Le défi technique le plus complexe a été de concevoir les pattes d'atterrissage. En raison de la faible gravité de Phobos, le vaisseau pourrait rebondir ou s'envoler en touchant le sol. Les ingénieurs japonais ont déjà de l'expérience dans ce type de missions : en 2024, la sonde SLIM a atterri sur la Lune, bien qu'elle se soit retrouvée renversée ; malgré cela, elle a continué à envoyer des données. De plus, en 2020, la mission Hayabusa2 a réussi à ramener sur Terre de la poussière d'un astéroïde lointain, démontrant la capacité japonaise à collecter et ramener des échantillons.

Qu'est-ce que cela signifie pour l'avenir de l'exploration ?

Au-delà de la science fondamentale, MMX servira à tester des technologies qui pourraient ouvrir la voie à de futures missions habitées vers Mars. S'il est prouvé qu'il est possible d'atterrir et de décoller de Phobos, cette lune pourrait devenir une « base naturelle » pour explorer la planète rouge.

Pendant ce temps, la NASA continue de travailler avec son rover Perseverance sur Mars, qui a déjà collecté des échantillons qui pourraient un jour être ramenés sur Terre, bien que ce projet soit confronté à des retards.
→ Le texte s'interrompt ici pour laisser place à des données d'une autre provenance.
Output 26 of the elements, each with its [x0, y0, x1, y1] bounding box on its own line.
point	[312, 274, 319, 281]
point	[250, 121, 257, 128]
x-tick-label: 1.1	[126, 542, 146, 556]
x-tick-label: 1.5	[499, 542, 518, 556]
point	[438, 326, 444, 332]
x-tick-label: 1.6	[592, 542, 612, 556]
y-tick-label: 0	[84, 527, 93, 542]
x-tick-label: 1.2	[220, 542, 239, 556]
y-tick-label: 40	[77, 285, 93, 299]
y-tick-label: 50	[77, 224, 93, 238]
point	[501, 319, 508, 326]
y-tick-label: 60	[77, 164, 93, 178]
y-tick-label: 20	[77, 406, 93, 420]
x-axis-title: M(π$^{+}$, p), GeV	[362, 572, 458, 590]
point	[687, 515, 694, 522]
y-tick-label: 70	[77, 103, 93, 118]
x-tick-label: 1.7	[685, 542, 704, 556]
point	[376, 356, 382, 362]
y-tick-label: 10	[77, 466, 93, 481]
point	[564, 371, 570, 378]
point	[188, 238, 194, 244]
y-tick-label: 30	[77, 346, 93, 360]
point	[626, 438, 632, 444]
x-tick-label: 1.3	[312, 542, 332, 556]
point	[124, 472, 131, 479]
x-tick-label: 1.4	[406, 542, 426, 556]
La mission MMX, en revanche, a un calendre plus défini : si tout se passe comme prévu, la capsule avec les échantillons de Phobos atterrira en Australie en 2031.

Données clés de la mission MMX
  • Organisation : JAXA (Japon) avec collaboration internationale
  • Lancement : Prochains mois depuis Tanegashima
  • Arrivée sur Mars : Années de voyage
  • Orbite autour de Mars : ~3 ans
  • Échantillons à collecter : Au moins 10 grammes de Phobos
  • Retour sur Terre : 2031 (atterrissage en Australie)
  • Rover : IDEFIX (franco-allemand)

Avec cette mission, l'exploration spatiale fait un pas de géant vers la compréhension de notre place dans l'univers. La communauté scientifique espère que les matériaux ramenés de Phobos révéleront des secrets qui sont restés cachés pendant des milliards d'années.